I am not the type of person to give up on others, but in this case I had no idea what to do because I had tried to resolve my internal conflict with everything and it was just getting worse, so I guess letting it go was the right thing to do. I would like to believe I am a good person and good friend, because I willingly help people when they need me to and sometimes they don't have to. Although I will admit, I'm not perfect I have made my fair share of mistakes but, I am honest with people and if I have a problem I face it. I don't believe in hiding things from others, and this is pretty much displayed here. I am an open person, and I would like to keep it that way but people keep hurting me.

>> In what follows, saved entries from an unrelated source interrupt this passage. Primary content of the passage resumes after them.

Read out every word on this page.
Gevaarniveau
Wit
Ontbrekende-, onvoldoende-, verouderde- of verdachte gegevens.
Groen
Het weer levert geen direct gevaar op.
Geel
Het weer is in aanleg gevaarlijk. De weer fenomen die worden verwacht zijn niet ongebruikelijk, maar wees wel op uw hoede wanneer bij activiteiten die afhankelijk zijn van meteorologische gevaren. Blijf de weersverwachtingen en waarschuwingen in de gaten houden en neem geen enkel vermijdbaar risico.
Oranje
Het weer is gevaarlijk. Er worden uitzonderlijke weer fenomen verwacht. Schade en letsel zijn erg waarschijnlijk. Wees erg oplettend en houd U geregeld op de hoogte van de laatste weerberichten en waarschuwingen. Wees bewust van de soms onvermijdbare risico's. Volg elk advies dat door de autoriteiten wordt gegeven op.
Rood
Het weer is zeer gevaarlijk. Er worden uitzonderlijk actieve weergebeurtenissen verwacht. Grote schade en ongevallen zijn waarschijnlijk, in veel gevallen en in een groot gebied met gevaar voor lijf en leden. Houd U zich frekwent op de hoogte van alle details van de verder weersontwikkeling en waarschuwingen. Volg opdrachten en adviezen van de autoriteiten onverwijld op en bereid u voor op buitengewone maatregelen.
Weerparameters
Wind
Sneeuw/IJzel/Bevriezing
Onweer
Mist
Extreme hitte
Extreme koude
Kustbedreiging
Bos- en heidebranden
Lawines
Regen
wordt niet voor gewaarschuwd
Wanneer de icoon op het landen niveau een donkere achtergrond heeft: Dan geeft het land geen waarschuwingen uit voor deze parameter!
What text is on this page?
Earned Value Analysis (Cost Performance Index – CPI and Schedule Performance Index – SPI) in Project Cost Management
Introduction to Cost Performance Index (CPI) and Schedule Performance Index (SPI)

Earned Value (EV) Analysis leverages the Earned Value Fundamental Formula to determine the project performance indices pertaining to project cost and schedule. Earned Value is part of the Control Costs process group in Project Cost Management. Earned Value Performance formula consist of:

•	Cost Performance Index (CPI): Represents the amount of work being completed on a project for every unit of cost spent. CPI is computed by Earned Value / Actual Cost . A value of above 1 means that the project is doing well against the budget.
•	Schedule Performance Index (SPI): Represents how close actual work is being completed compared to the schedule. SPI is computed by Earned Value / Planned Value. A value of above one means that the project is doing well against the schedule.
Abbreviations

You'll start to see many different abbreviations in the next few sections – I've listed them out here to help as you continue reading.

I'm not even sure what the real lesson here is, but as I'm sitting here writing I feel a lot better knowing I've shared everything. I guess the real purpose for this blog was to put myself out there and get more notice, which sounds kind of stupid I suppose but I wanted to do it and hope it would work. I was trying to update my Brian story, but this came out instead. I'll go back to Brian after I give a few shout outs.

Whitney;; Dear Lord there isn't enough words in this journal to explain everything you mean to me. You were the person who single-handedly brought me back into my passion. If it was not for you I would not be writing, and I would have lost my dream years ago. I would have lost a lot of things if it we're for you so thank you for that. I don't even know how but you read my damn mind, and you are perfect in so many ways I just can't even get over it. When I find a boyfriend, he'll probably have to compete with you for my attention because, yeah. Sometimes I wish you had a penis... xD You are truly my best friend, and my wifey and no one will ever replace you in my life, you complete me. <3

Jenna;; You're my twin, what else is there to say really? We have a lot in common, not just our names. And it seems that we find something new everyday. You have been there for me through a lot of this hell, and we have only become stronger. I wouldn't know what to have done without you all these nights I stayed up worrying about shit, and you made me laugh and push through everything. You may be younger than me, but most of the time I forget about it, because you're just that amazing. I am so happy that we are friends. <3

Mandie;; I love you, you talented, sweet person you. Through everything we have been through you and I are growing closer and I couldn't be happier about it. I don't know if you know this but I envy your talent when it comes to graphics, you are a truly amazing artist and I look up to you in so many respects. You are probably one of the sweetest human beings I have ever met and I thank you every day for giving me a second chance. You mean more to me than you realize. <3

Chrissy;; We don't talk as much as we used to and that makes me kind of sad, but at the same time I still love you. I love you every bit as much as I always have, you are my Cakester and no one else's. You have stuck by me when I needed you and I can't thank you enough for that, you are an amazing person and anyone would be lucky to have you as their friend just as I do. You know how to cheer me up in an instant, and on some freaky levels we have lots in common, we have a unique friendship and I love you! <3

Calli;; Just know that you're an awesome person for everything. Above everything else you make me laugh and that's not an easy task to accomplish. You aren't afraid to be yourself and I'm proud of you for that. Through everything you have been a good person to go to when I need someone to talk to and a laugh, you're just amazing that way. I am glad to know you and have you as a friend. I truly adore my Fluffy <3

And there's a few people here and there that I haven't mentioned, like Katy: you're so sweet; you give me a freaking toothache! and Mindy: For your age I see massive amounts of talent in you, and I don't even know but I just adore you to bits. Not to forget CJ : I see why Whitney loves you, and you are a great friend to me. I'd like to thank everyone who reads my stories and this journal, thank you for giving me your time. It's greatly appreciated.